The Bodhisatta was once an ascetic. He lived in the Himalayas, and one time when he went down from the mountains to get salt and vinegar, he joined a merchant’s caravan. While the workers slept one night, the Bodhisatta did walking meditation. A band of thieves surrounded their camp and waited for the Bodhisatta to go to sleep before they snuck in to plunder the wagons. But the Bodhisatta did not stop, and as dawn approached, the thieves called off their raid.
As the thieves left, they threw down their sticks and stones and shouted to the sleeping workers that they should reward the Bodhisatta since he saved their cargo. The grateful workers, in fear and shock, asked the Bodhisatta if he had seen the thieves. He had, he answered, and then they asked if he was afraid. “No,” he replied. “Only rich people fear thieves, I own nothing of value, so I have no reason to be afraid.” The workers understood his wisdom and showed him great honor.

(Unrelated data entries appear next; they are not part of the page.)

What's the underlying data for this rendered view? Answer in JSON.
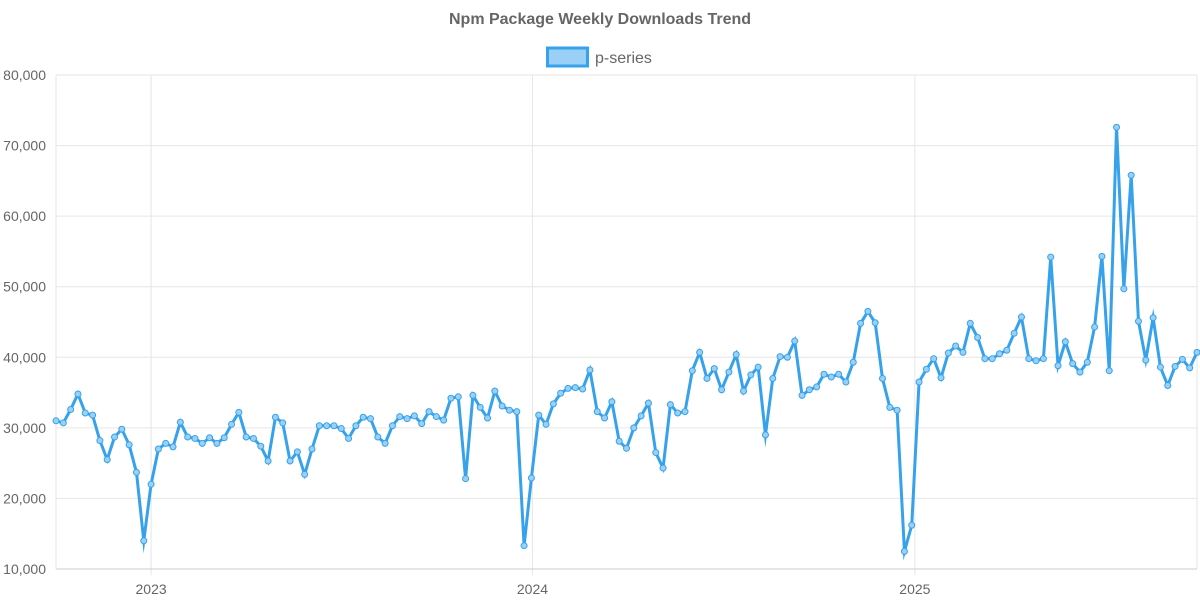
{
  "chart_data": {
    "type": "line",
    "title": "Npm Package Weekly Downloads Trend",
    "xlabel": "",
    "ylabel": "",
    "ylim": [
      10000,
      80000
    ],
    "y_ticks": [
      "10,000",
      "20,000",
      "30,000",
      "40,000",
      "50,000",
      "60,000",
      "70,000",
      "80,000"
    ],
    "x_tick_labels": [
      "2023",
      "2024",
      "2025"
    ],
    "x_range": [
      "2022-10-02",
      "2025-09-28"
    ],
    "grid": true,
    "legend_position": "top-center",
    "line_color": "#36a2eb",
    "fill_color": "#9ad0f5",
    "series": [
      {
        "name": "p-series",
        "x": [
          "2022-10-02",
          "2022-10-09",
          "2022-10-16",
          "2022-10-23",
          "2022-10-30",
          "2022-11-06",
          "2022-11-13",
          "2022-11-20",
          "2022-11-27",
          "2022-12-04",
          "2022-12-11",
          "2022-12-18",
          "2022-12-25",
          "2023-01-01",
          "2023-01-08",
          "2023-01-15",
          "2023-01-22",
          "2023-01-29",
          "2023-02-05",
          "2023-02-12",
          "2023-02-19",
          "2023-02-26",
          "2023-03-05",
          "2023-03-12",
          "2023-03-19",
          "2023-03-26",
          "2023-04-02",
          "2023-04-09",
          "2023-04-16",
          "2023-04-23",
          "2023-04-30",
          "2023-05-07",
          "2023-05-14",
          "2023-05-21",
          "2023-05-28",
          "2023-06-04",
          "2023-06-11",
          "2023-06-18",
          "2023-06-25",
          "2023-07-02",
          "2023-07-09",
          "2023-07-16",
          "2023-07-23",
          "2023-07-30",
          "2023-08-06",
          "2023-08-13",
          "2023-08-20",
          "2023-08-27",
          "2023-09-03",
          "2023-09-10",
          "2023-09-17",
          "2023-09-24",
          "2023-10-01",
          "2023-10-08",
          "2023-10-15",
          "2023-10-22",
          "2023-10-29",
          "2023-11-05",
          "2023-11-12",
          "2023-11-19",
          "2023-11-26",
          "2023-12-03",
          "2023-12-10",
          "2023-12-17",
          "2023-12-24",
          "2023-12-31",
          "2024-01-07",
          "2024-01-14",
          "2024-01-21",
          "2024-01-28",
          "2024-02-04",
          "2024-02-11",
          "2024-02-18",
          "2024-02-25",
          "2024-03-03",
          "2024-03-10",
          "2024-03-17",
          "2024-03-24",
          "2024-03-31",
          "2024-04-07",
          "2024-04-14",
          "2024-04-21",
          "2024-04-28",
          "2024-05-05",
          "2024-05-12",
          "2024-05-19",
          "2024-05-26",
          "2024-06-02",
          "2024-06-09",
          "2024-06-16",
          "2024-06-23",
          "2024-06-30",
          "2024-07-07",
          "2024-07-14",
          "2024-07-21",
          "2024-07-28",
          "2024-08-04",
          "2024-08-11",
          "2024-08-18",
          "2024-08-25",
          "2024-09-01",
          "2024-09-08",
          "2024-09-15",
          "2024-09-22",
          "2024-09-29",
          "2024-10-06",
          "2024-10-13",
          "2024-10-20",
          "2024-10-27",
          "2024-11-03",
          "2024-11-10",
          "2024-11-17",
          "2024-11-24",
          "2024-12-01",
          "2024-12-08",
          "2024-12-15",
          "2024-12-22",
          "2024-12-29",
          "2025-01-05",
          "2025-01-12",
          "2025-01-19",
          "2025-01-26",
          "2025-02-02",
          "2025-02-09",
          "2025-02-16",
          "2025-02-23",
          "2025-03-02",
          "2025-03-09",
          "2025-03-16",
          "2025-03-23",
          "2025-03-30",
          "2025-04-06",
          "2025-04-13",
          "2025-04-20",
          "2025-04-27",
          "2025-05-04",
          "2025-05-11",
          "2025-05-18",
          "2025-05-25",
          "2025-06-01",
          "2025-06-08",
          "2025-06-15",
          "2025-06-22",
          "2025-06-29",
          "2025-07-06",
          "2025-07-13",
          "2025-07-20",
          "2025-07-27",
          "2025-08-03",
          "2025-08-10",
          "2025-08-17",
          "2025-08-24",
          "2025-08-31",
          "2025-09-07",
          "2025-09-14",
          "2025-09-21",
          "2025-09-28"
        ],
        "values": [
          31000,
          30700,
          32600,
          34800,
          32100,
          31800,
          28200,
          25500,
          28700,
          29800,
          27600,
          23700,
          14000,
          22000,
          27000,
          27800,
          27300,
          30800,
          28700,
          28500,
          27800,
          28600,
          27800,
          28600,
          30500,
          32200,
          28700,
          28500,
          27400,
          25300,
          31500,
          30700,
          25300,
          26600,
          23400,
          27000,
          30300,
          30300,
          30300,
          29900,
          28500,
          30300,
          31500,
          31300,
          28700,
          27800,
          30300,
          31600,
          31300,
          31700,
          30600,
          32300,
          31600,
          31100,
          34200,
          34400,
          22800,
          34600,
          32900,
          31400,
          35200,
          33100,
          32500,
          32300,
          13300,
          22900,
          31800,
          30500,
          33400,
          34900,
          35600,
          35700,
          35500,
          38200,
          32300,
          31400,
          33700,
          28100,
          27100,
          30000,
          31700,
          33500,
          26500,
          24300,
          33300,
          32100,
          32300,
          38100,
          40700,
          37000,
          38400,
          35400,
          37900,
          40400,
          35200,
          37500,
          38600,
          29000,
          37000,
          40100,
          40000,
          42300,
          34600,
          35400,
          35800,
          37600,
          37200,
          37600,
          36500,
          39300,
          44800,
          46500,
          44900,
          37000,
          32900,
          32500,
          12500,
          16200,
          36500,
          38300,
          39800,
          37100,
          40600,
          41600,
          40700,
          44800,
          42800,
          39800,
          39800,
          40500,
          41000,
          43400,
          45700,
          39800,
          39500,
          39800,
          54200,
          38800,
          42200,
          39100,
          37900,
          39300,
          44300,
          54300,
          38100,
          72600,
          49700,
          65800,
          45100,
          39600,
          45600,
          38600,
          36000,
          38700,
          39700,
          38500,
          40700
        ]
      }
    ]
  }
}
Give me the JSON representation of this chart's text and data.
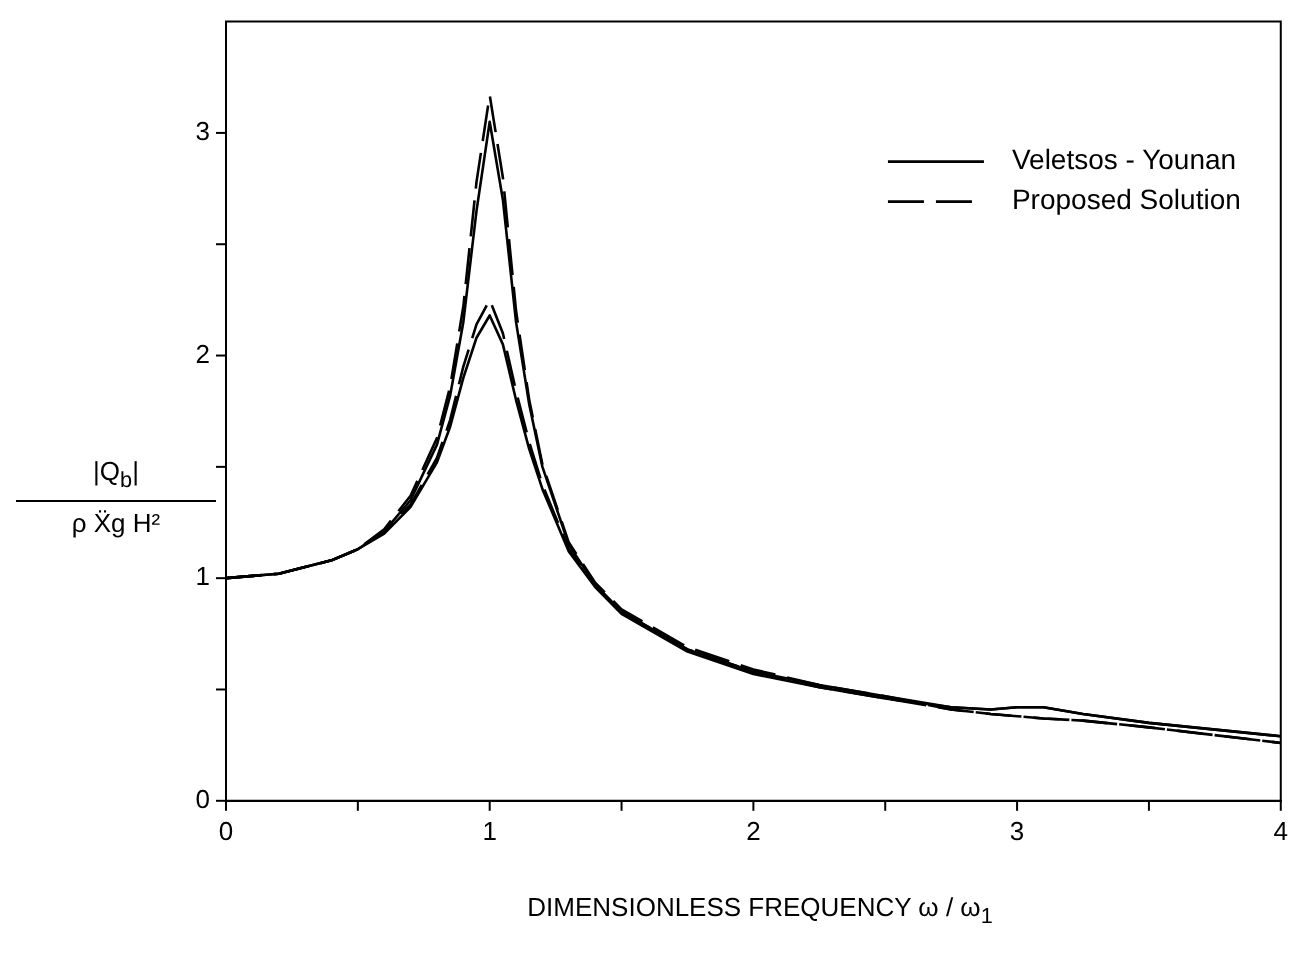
{
  "chart_data": {
    "type": "line",
    "xlabel": "DIMENSIONLESS FREQUENCY ω / ω$_{1}$",
    "ylabel": [
      "|Q$_{b}$|",
      "ρ Ẍg H²"
    ],
    "xlim": [
      0,
      4
    ],
    "xticks": [
      0,
      {
        "value": 0.5,
        "label": null
      },
      1,
      {
        "value": 1.5,
        "label": null
      },
      2,
      {
        "value": 2.5,
        "label": null
      },
      3,
      {
        "value": 3.5,
        "label": null
      },
      4
    ],
    "ylim": [
      0,
      3.5
    ],
    "yticks": [
      0,
      {
        "value": 0.5,
        "label": null
      },
      1,
      {
        "value": 1.5,
        "label": null
      },
      2,
      {
        "value": 2.5,
        "label": null
      },
      3
    ],
    "x": [
      0,
      0.2,
      0.4,
      0.5,
      0.6,
      0.7,
      0.8,
      0.85,
      0.9,
      0.95,
      1.0,
      1.05,
      1.1,
      1.15,
      1.2,
      1.3,
      1.4,
      1.5,
      1.75,
      2,
      2.25,
      2.5,
      2.75,
      2.9,
      3.0,
      3.1,
      3.25,
      3.5,
      4
    ],
    "legend": "top right",
    "grid": false,
    "marker": "none",
    "series": [
      {
        "name": "Veletsos - Younan",
        "color": "#000000",
        "line_style": "solid",
        "values": [
          1,
          1.02,
          1.08,
          1.13,
          1.21,
          1.35,
          1.6,
          1.82,
          2.15,
          2.65,
          3.05,
          2.7,
          2.15,
          1.78,
          1.5,
          1.15,
          0.97,
          0.85,
          0.68,
          0.58,
          0.52,
          0.47,
          0.42,
          0.41,
          0.42,
          0.42,
          0.39,
          0.35,
          0.29
        ]
      },
      {
        "name": null,
        "color": "#000000",
        "line_style": "solid",
        "values": [
          1,
          1.02,
          1.08,
          1.13,
          1.2,
          1.32,
          1.52,
          1.68,
          1.9,
          2.08,
          2.18,
          2.05,
          1.8,
          1.58,
          1.4,
          1.12,
          0.96,
          0.84,
          0.67,
          0.57,
          0.51,
          0.46,
          0.42,
          0.41,
          0.42,
          0.42,
          0.39,
          0.35,
          0.29
        ]
      },
      {
        "name": "Proposed Solution",
        "color": "#000000",
        "line_style": "dashed",
        "values": [
          1,
          1.02,
          1.08,
          1.13,
          1.22,
          1.37,
          1.63,
          1.86,
          2.22,
          2.78,
          3.17,
          2.8,
          2.2,
          1.8,
          1.51,
          1.16,
          0.98,
          0.86,
          0.69,
          0.59,
          0.52,
          0.47,
          0.41,
          0.39,
          0.38,
          0.37,
          0.36,
          0.33,
          0.26
        ]
      },
      {
        "name": null,
        "color": "#000000",
        "line_style": "dashed",
        "values": [
          1,
          1.02,
          1.08,
          1.13,
          1.21,
          1.33,
          1.54,
          1.71,
          1.95,
          2.14,
          2.25,
          2.1,
          1.84,
          1.61,
          1.42,
          1.13,
          0.97,
          0.85,
          0.68,
          0.58,
          0.51,
          0.46,
          0.41,
          0.39,
          0.38,
          0.37,
          0.36,
          0.33,
          0.26
        ]
      }
    ]
  }
}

In the Lifetime of the Buddha
A layman who was deeply devoted to the Buddha was traveling with a trade caravan. One night as he did walking meditation, some thieves surrounded the camp and waited for him to go to sleep. But he didn’t, so the thieves left empty-handed.
When he next saw the Buddha, the man recounted what had happened. The Buddha said, “In guarding himself, a man guards others; in guarding others, he guards himself.” Then the Buddha told this story so the layman knew that he himself had once done the same thing.
The caravan workers were earlier births of the Buddha’s disciples.